Thursday, March 20, 2014

Time Magazine's College Rankings

Time Magazine has launched an interactive feature ranking colleges by the prominence of the Wikipedia pages of their living graduates.   Harvard appears to be the top dog by this measure, just edging past Stony Brook (which again failed to make its way into the NCAA basketball tournament, the event which inspired Time's feature):

Their ranking methodology includes certain Wikipedia variables analogous to what we have used, including length and links in/out of the page -- which serves as a poor man's version of PageRank.  But PageRank is much better for meaningful notions of importance: links into a page only matter if they are from prominent individuals, and links out have little obvious meaning except that it should be correlated strongly with article length.

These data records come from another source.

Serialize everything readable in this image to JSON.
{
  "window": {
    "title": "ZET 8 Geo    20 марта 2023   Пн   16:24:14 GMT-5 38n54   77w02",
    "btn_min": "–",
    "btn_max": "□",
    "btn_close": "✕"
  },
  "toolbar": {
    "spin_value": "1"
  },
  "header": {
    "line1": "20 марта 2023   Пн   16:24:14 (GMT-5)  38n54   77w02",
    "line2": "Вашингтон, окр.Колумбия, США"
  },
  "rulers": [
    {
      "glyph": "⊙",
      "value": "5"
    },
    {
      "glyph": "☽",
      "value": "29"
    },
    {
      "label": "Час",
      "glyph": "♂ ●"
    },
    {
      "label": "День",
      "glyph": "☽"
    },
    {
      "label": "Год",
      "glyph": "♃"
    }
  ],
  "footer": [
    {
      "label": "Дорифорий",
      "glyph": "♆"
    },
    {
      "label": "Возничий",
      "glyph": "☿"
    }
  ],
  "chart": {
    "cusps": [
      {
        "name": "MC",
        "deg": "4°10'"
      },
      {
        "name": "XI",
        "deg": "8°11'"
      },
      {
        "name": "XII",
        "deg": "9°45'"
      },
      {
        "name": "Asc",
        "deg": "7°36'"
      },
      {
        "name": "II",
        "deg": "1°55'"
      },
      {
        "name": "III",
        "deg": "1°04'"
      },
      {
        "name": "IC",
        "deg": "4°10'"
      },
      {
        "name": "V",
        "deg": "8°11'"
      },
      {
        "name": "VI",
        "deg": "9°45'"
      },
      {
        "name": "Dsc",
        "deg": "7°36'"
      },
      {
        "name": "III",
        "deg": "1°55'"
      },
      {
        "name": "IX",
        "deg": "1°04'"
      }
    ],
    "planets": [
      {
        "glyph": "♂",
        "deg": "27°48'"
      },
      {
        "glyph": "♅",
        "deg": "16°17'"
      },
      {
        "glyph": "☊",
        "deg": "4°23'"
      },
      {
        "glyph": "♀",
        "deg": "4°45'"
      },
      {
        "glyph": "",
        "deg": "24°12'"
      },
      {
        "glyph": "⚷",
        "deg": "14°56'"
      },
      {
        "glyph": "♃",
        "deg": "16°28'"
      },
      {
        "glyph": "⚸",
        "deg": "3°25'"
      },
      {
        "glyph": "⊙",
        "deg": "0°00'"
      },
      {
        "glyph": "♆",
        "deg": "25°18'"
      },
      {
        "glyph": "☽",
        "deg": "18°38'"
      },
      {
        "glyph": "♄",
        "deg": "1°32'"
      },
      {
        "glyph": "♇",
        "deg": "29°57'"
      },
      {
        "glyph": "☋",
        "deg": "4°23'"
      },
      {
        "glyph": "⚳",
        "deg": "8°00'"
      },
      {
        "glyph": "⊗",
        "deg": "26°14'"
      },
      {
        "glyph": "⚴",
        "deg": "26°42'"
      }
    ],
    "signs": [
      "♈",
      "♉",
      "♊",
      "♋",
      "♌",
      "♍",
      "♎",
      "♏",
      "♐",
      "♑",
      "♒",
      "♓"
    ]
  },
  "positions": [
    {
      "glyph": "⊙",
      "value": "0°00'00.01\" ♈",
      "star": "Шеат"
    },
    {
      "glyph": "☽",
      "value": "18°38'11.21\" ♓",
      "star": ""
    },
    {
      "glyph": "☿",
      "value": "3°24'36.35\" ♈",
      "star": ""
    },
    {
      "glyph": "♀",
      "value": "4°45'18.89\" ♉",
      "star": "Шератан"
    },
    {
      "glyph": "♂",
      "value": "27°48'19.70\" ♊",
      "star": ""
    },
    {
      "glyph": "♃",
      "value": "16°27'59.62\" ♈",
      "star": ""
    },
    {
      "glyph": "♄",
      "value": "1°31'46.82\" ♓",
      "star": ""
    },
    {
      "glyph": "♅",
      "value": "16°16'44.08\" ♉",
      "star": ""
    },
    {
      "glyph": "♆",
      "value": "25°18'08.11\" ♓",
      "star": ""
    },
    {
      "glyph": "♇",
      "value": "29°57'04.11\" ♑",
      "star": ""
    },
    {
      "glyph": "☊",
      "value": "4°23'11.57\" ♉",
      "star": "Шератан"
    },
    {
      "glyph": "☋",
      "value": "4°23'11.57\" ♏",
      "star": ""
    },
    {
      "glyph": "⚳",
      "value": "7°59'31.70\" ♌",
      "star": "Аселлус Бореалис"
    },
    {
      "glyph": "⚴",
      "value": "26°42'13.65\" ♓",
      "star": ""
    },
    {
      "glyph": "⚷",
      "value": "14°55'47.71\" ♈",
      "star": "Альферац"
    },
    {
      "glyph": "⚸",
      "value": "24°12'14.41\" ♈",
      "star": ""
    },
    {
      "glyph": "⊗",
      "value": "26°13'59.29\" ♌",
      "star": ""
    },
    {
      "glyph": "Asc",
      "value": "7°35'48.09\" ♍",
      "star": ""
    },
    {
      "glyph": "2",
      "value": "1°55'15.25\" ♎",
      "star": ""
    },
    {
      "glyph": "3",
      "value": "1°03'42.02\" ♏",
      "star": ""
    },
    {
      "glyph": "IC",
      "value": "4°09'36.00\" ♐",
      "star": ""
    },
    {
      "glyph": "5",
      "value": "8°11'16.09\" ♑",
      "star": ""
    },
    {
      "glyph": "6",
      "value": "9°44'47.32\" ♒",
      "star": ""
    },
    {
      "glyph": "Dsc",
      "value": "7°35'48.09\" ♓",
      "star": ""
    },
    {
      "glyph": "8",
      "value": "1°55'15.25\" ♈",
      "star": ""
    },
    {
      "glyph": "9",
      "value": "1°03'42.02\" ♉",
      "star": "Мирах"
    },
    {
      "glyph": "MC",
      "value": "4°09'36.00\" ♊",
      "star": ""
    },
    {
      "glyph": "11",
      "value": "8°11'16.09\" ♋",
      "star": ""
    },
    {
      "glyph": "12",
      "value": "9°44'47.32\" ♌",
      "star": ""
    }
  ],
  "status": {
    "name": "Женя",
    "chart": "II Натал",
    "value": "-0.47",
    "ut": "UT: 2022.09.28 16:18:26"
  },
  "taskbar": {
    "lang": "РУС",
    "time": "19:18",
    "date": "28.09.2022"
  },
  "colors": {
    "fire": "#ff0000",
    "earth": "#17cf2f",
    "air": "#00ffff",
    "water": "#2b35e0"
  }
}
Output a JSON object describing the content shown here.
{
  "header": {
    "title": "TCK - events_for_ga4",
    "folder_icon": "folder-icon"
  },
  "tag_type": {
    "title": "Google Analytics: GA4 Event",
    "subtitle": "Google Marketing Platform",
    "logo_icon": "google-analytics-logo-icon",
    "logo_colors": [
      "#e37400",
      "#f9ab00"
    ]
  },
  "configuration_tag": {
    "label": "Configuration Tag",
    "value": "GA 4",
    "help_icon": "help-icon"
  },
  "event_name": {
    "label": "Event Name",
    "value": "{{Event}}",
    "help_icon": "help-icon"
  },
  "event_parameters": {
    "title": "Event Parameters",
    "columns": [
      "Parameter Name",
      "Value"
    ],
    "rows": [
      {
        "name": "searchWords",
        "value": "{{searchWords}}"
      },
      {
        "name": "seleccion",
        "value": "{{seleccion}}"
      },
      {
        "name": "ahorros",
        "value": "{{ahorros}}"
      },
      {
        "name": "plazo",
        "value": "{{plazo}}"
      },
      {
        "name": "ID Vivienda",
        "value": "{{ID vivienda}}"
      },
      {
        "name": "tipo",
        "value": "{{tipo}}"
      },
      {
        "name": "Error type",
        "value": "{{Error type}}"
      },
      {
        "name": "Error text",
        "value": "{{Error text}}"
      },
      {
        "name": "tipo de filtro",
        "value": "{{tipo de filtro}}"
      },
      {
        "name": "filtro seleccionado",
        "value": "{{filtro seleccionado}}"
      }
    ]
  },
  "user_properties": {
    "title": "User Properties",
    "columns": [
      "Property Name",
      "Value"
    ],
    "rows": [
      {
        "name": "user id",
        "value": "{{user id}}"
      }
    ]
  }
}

The other aspect of such an analysis is properly attributing alumni to schools.   The Wikipedia categories give fairly unreliable annotations, although after checking I can confirm that Pat Benatar in fact did attend Stony Brook for a year before dropping out.  I guess we "hit her with our best shot".

Tuesday, March 18, 2014

The Pantheon

I was reading my Sunday New York Times when my heart skipped a beat.   There in the magazine was an article ``Who's More Famous than Jesus?'' which had to, just had to, be about our Who's Bigger rankings.

Well, it wasn't.  A project at MIT called Pantheon was the source of the article.   Pantheon also uses analysis of Wikipedia data to rank the fame of historical figures.    I will confess to a little sense of Schadenfreude in reading the comments complaining about theie rankings, including:

  • Their bias towards Americans in particular and the Western world in general.
  • That they contain too few women in highly ranked places
  • Gleefully pointing out occasional mechanical misclassifications of individuals (particularly problematic was identifying John Wayne Gacy as a comedian instead of a serial killer)
  • Making too big a deal of small differences between rankings of closely matched people
  • Complaining that Wikipedia is not a reliable source to analyze world culture.
This all sounded very familiar, because these comments have been made about our rankings as well.

It seems worthwhile to compare our rankings and methodology with that underlying Pantheon.  There are several differences between our approaches to using Wikipedia as a resource:
  • Languages -- Pantheon makes use of the multiplicity of Wikipedia language editions in its analysis.   To be ranked as truly famous one must appear in at least 25 different language editions.  This would make the rankings more inclusive of world opinion than our English-only analysis, although reader comments still complain about the Anglo-centric bias of the results.
  • Variables -- Of the Wikipedia variables we employ in our rankings (two forms of PageRank, hits, edits, and article lengths), Pantheon only employs page hits.   Thus their notion of Fame is more akin to our notion of Celebrity (which loads heavily on hits).  Gravitas is the other component of historical significance, which we found loading most heavily on PageRank.   Thus we would expect their rankings to over-emphasize popular culture ahead of ours.
  • Corrections for Time -- Pantheon employs an exponential decay model of fame in an attempt to correct for the recency bias of fame.   This overcompensates for the passage of time: six of the Pantheon top ten were ancient Greeks, with three others (Jesus, Confucius, and Julius Caesar) living 2,000 or more years ago.   The most recent member of the Pantheon top ten only gets us to the Renaissance (Leonardo da Vinci).  Our aging model is more sophisticated, and calibrated to appearances of names in 200 years of scanned books / Google Ngrams.
  • Validation -- Their website includes an analysis of how their rankings compare to performance in three sports domains: Formula 1 racing, tennis, and swimming.  Our book discusses how our rankings compare to sports statistics (particularly with respect to baseball), but we also perform a more general set of validation tests, including correlations against 35 published rankings, prices of collectables including paintings and autographs, and public opinion polls.
To their credit, their website is fun to play with and features a host of interesting visualizations.

But how good are the rankings?  It is easy to cherry-pick any set of rankings for things that look weird. They name Rasmus Lerdorf (developer of the programming language PhP, who frankly I had never heard of) among their top 11,000 people, on the strength of being in more than 25 Wikipedia editions (he is actually in 31).  By comparison, we have him as the 51,670th most significant figure.  They rank Justin Bieber at 671 to our 8633, and Johnny Depp at 203 to our 2739, suggesting an over-emphasis of celebrity at the expense of gravitas.

But the right way to compare rankings is through validation measures.   This takes work, but I hope we can do such a study soon.  We will report our results here when we do.